| This post was kindly contributed by Heuristic Andrew - go there to comment and to read the full post. |
When using SAS to develop high-performance queries against remote SQL databases, it is helpful to see the exact ODBC messages that SAS passes to the driver. Sometimes the implicit SQL poorly translates a query, which can be optimized. To see these message, enable the SAS trace like this:
options sastrace=',,,d' sastraceloc=saslog nostsuffix;
However, when closing the SAS process, there can be a pop-up dialog window with the title “SAS Message Log” with entries like this:
ODBC: COMMIT performed on connection #6.
ODBC: COMMIT performed on connection #5.
ODBC: COMMIT performed on connection #4.
ODBC: COMMIT performed on connection #3.
ODBC: COMMIT performed on connection #2.
ODBC: COMMIT performed on connection #1.
ODBC: COMMIT performed on connection #0.
When running SAS interactively, this is a minor nuisance. When running SAS in an automated batch, this can be a serious problem because the dialog will wait indefinitely for human interaction, so the sas.exe process will never terminate.

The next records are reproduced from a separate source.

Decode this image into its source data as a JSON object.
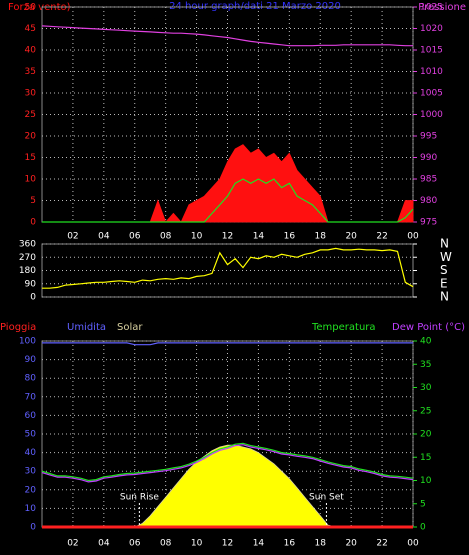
{
  "chart_data": [
    {
      "type": "line",
      "title": "24 hour graph/dati 21 Marzo 2020",
      "x": [
        0,
        0.5,
        1,
        1.5,
        2,
        2.5,
        3,
        3.5,
        4,
        4.5,
        5,
        5.5,
        6,
        6.5,
        7,
        7.5,
        8,
        8.5,
        9,
        9.5,
        10,
        10.5,
        11,
        11.5,
        12,
        12.5,
        13,
        13.5,
        14,
        14.5,
        15,
        15.5,
        16,
        16.5,
        17,
        17.5,
        18,
        18.5,
        19,
        19.5,
        20,
        20.5,
        21,
        21.5,
        22,
        22.5,
        23,
        23.5,
        24
      ],
      "xlim": [
        0,
        24
      ],
      "xticks": [
        {
          "value": 2,
          "label": "02"
        },
        {
          "value": 4,
          "label": "04"
        },
        {
          "value": 6,
          "label": "06"
        },
        {
          "value": 8,
          "label": "08"
        },
        10,
        12,
        14,
        16,
        18,
        20,
        22,
        {
          "value": 24,
          "label": "00"
        }
      ],
      "ylim": [
        0,
        50
      ],
      "yticks": [
        0,
        5,
        10,
        15,
        20,
        25,
        30,
        35,
        40,
        45,
        50
      ],
      "ytick_color": "#ff2020",
      "y2lim": [
        975,
        1025
      ],
      "y2ticks": [
        975,
        980,
        985,
        990,
        995,
        1000,
        1005,
        1010,
        1015,
        1020,
        1025
      ],
      "y2tick_color": "#e040e0",
      "grid": true,
      "series": [
        {
          "name": "Pressione",
          "color": "#e040e0",
          "axis": "y2",
          "style": "line",
          "values": [
            1020.6,
            1020.5,
            1020.4,
            1020.3,
            1020.2,
            1020.1,
            1020.0,
            1019.9,
            1019.8,
            1019.7,
            1019.6,
            1019.5,
            1019.4,
            1019.3,
            1019.2,
            1019.1,
            1019.0,
            1018.9,
            1018.9,
            1018.8,
            1018.7,
            1018.5,
            1018.3,
            1018.1,
            1017.9,
            1017.6,
            1017.3,
            1017.0,
            1016.8,
            1016.6,
            1016.4,
            1016.2,
            1016.0,
            1016.0,
            1016.0,
            1016.0,
            1016.1,
            1016.1,
            1016.1,
            1016.2,
            1016.2,
            1016.2,
            1016.2,
            1016.2,
            1016.2,
            1016.2,
            1016.1,
            1016.0,
            1016.0
          ]
        },
        {
          "name": "Forza vento)",
          "color": "#ff1010",
          "style": "area",
          "values": [
            0,
            0,
            0,
            0,
            0,
            0,
            0,
            0,
            0,
            0,
            0,
            0,
            0,
            0,
            0,
            5,
            0,
            2,
            0,
            4,
            5,
            6,
            8,
            10,
            14,
            17,
            18,
            16,
            17,
            15,
            16,
            14,
            16,
            12,
            10,
            8,
            6,
            0,
            0,
            0,
            0,
            0,
            0,
            0,
            0,
            0,
            0,
            5,
            5
          ]
        },
        {
          "color": "#20e020",
          "style": "line",
          "values": [
            0,
            0,
            0,
            0,
            0,
            0,
            0,
            0,
            0,
            0,
            0,
            0,
            0,
            0,
            0,
            0,
            0,
            0,
            0,
            0,
            0,
            0,
            2,
            4,
            6,
            9,
            10,
            9,
            10,
            9,
            10,
            8,
            9,
            6,
            5,
            4,
            2,
            0,
            0,
            0,
            0,
            0,
            0,
            0,
            0,
            0,
            0,
            1,
            3
          ]
        }
      ]
    },
    {
      "type": "line",
      "x": [
        0,
        0.5,
        1,
        1.5,
        2,
        2.5,
        3,
        3.5,
        4,
        4.5,
        5,
        5.5,
        6,
        6.5,
        7,
        7.5,
        8,
        8.5,
        9,
        9.5,
        10,
        10.5,
        11,
        11.5,
        12,
        12.5,
        13,
        13.5,
        14,
        14.5,
        15,
        15.5,
        16,
        16.5,
        17,
        17.5,
        18,
        18.5,
        19,
        19.5,
        20,
        20.5,
        21,
        21.5,
        22,
        22.5,
        23,
        23.5,
        24
      ],
      "xlim": [
        0,
        24
      ],
      "ylim": [
        0,
        360
      ],
      "yticks": [
        0,
        90,
        180,
        270,
        360
      ],
      "ytick_color": "#ffffff",
      "y2lim": [
        0,
        360
      ],
      "y2ticks": [
        {
          "value": 0,
          "label": "N"
        },
        {
          "value": 90,
          "label": "E"
        },
        {
          "value": 180,
          "label": "S"
        },
        {
          "value": 270,
          "label": "W"
        },
        {
          "value": 360,
          "label": "N"
        }
      ],
      "y2tick_color": "#ffffff",
      "grid": true,
      "series": [
        {
          "color": "#ffff00",
          "style": "line",
          "values": [
            60,
            60,
            65,
            80,
            85,
            90,
            95,
            100,
            100,
            105,
            110,
            105,
            100,
            115,
            110,
            120,
            125,
            120,
            130,
            125,
            140,
            145,
            160,
            300,
            220,
            260,
            200,
            270,
            260,
            280,
            270,
            290,
            280,
            270,
            290,
            300,
            320,
            320,
            330,
            320,
            320,
            325,
            320,
            320,
            315,
            320,
            310,
            100,
            70
          ]
        }
      ]
    },
    {
      "type": "line",
      "x": [
        0,
        0.5,
        1,
        1.5,
        2,
        2.5,
        3,
        3.5,
        4,
        4.5,
        5,
        5.5,
        6,
        6.5,
        7,
        7.5,
        8,
        8.5,
        9,
        9.5,
        10,
        10.5,
        11,
        11.5,
        12,
        12.5,
        13,
        13.5,
        14,
        14.5,
        15,
        15.5,
        16,
        16.5,
        17,
        17.5,
        18,
        18.5,
        19,
        19.5,
        20,
        20.5,
        21,
        21.5,
        22,
        22.5,
        23,
        23.5,
        24
      ],
      "xlim": [
        0,
        24
      ],
      "xticks": [
        {
          "value": 2,
          "label": "02"
        },
        {
          "value": 4,
          "label": "04"
        },
        {
          "value": 6,
          "label": "06"
        },
        {
          "value": 8,
          "label": "08"
        },
        10,
        12,
        14,
        16,
        18,
        20,
        22,
        {
          "value": 24,
          "label": "00"
        }
      ],
      "ylim": [
        0,
        100
      ],
      "yticks": [
        0,
        10,
        20,
        30,
        40,
        50,
        60,
        70,
        80,
        90,
        100
      ],
      "ytick_color": "#6060ff",
      "y2lim": [
        0,
        40
      ],
      "y2ticks": [
        0,
        5,
        10,
        15,
        20,
        25,
        30,
        35,
        40
      ],
      "y2tick_color": "#20e020",
      "grid": true,
      "annotations": [
        {
          "text": "Sun Rise",
          "x": 6.3
        },
        {
          "text": "Sun Set",
          "x": 18.4
        }
      ],
      "series": [
        {
          "name": "Solar",
          "color": "#d8d0a0",
          "fill": "#ffff00",
          "style": "area",
          "values": [
            0,
            0,
            0,
            0,
            0,
            0,
            0,
            0,
            0,
            0,
            0,
            0,
            0,
            2,
            6,
            11,
            16,
            21,
            26,
            31,
            35,
            38,
            41,
            43,
            44,
            44,
            43,
            42,
            40,
            37,
            34,
            30,
            26,
            21,
            16,
            11,
            6,
            1,
            0,
            0,
            0,
            0,
            0,
            0,
            0,
            0,
            0,
            0,
            0
          ]
        },
        {
          "name": "Pioggia",
          "color": "#ff2020",
          "style": "line",
          "values": [
            0,
            0,
            0,
            0,
            0,
            0,
            0,
            0,
            0,
            0,
            0,
            0,
            0,
            0,
            0,
            0,
            0,
            0,
            0,
            0,
            0,
            0,
            0,
            0,
            0,
            0,
            0,
            0,
            0,
            0,
            0,
            0,
            0,
            0,
            0,
            0,
            0,
            0,
            0,
            0,
            0,
            0,
            0,
            0,
            0,
            0,
            0,
            0,
            0
          ]
        },
        {
          "name": "Umidita",
          "color": "#6060ff",
          "style": "line",
          "values": [
            99,
            99,
            99,
            99,
            99,
            99,
            99,
            99,
            99,
            99,
            99,
            99,
            98,
            98,
            98,
            99,
            99,
            99,
            99,
            99,
            99,
            99,
            99,
            99,
            99,
            99,
            99,
            99,
            99,
            99,
            99,
            99,
            99,
            99,
            99,
            99,
            99,
            99,
            99,
            99,
            99,
            99,
            99,
            99,
            99,
            99,
            99,
            99,
            99
          ]
        },
        {
          "name": "Temperatura",
          "color": "#20e020",
          "axis": "y2",
          "style": "line",
          "values": [
            12,
            11.5,
            11,
            11,
            10.8,
            10.5,
            10,
            10.2,
            10.8,
            11,
            11.3,
            11.5,
            11.6,
            11.8,
            12,
            12.2,
            12.4,
            12.7,
            13,
            13.5,
            14.2,
            15,
            16,
            16.8,
            17.2,
            17.8,
            18,
            17.5,
            17.2,
            16.9,
            16.5,
            16,
            15.8,
            15.5,
            15.3,
            15,
            14.5,
            14,
            13.6,
            13.2,
            13,
            12.5,
            12.2,
            11.8,
            11.3,
            11,
            10.9,
            10.7,
            10.5
          ]
        },
        {
          "name": "Dew Point (°C)",
          "color": "#c040ff",
          "axis": "y2",
          "style": "line",
          "values": [
            11.7,
            11.2,
            10.7,
            10.7,
            10.5,
            10.2,
            9.7,
            9.9,
            10.5,
            10.7,
            11,
            11.2,
            11.3,
            11.5,
            11.7,
            11.9,
            12.1,
            12.4,
            12.7,
            13.2,
            13.9,
            14.7,
            15.7,
            16.5,
            16.9,
            17.5,
            17.7,
            17.2,
            16.9,
            16.6,
            16.2,
            15.7,
            15.5,
            15.2,
            15,
            14.7,
            14.2,
            13.7,
            13.3,
            12.9,
            12.7,
            12.2,
            11.9,
            11.5,
            11,
            10.7,
            10.6,
            10.4,
            10.2
          ]
        }
      ]
    }
  ]
}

This isn’t exactly a bug, but it can feel like it. Sadly, SAS provides no convenient options like these:
- Never show the SAS message pop-up dialog when the SAS editor has closed.
- Automatically close the pop-up dialog after 60 seconds of inactivity.
- Filter all traces with the text “ODBC commit.”
The SAS developer has these options:
- Disable the SAS trace.
- Send the SAS trace to a file like this:
options sastrace=',,,d' sastraceloc=file 'c:\sastest\mytrace.log' nostsuffix;
- Manually close the SAS Message Log whenever it appears.
- Use my Python script to automatically close the “SAS Message Log” dialog whenever it appears.
Tested on SAS 9.4M5 and Python 3.7 on Windows 10 and Windows Server 2008.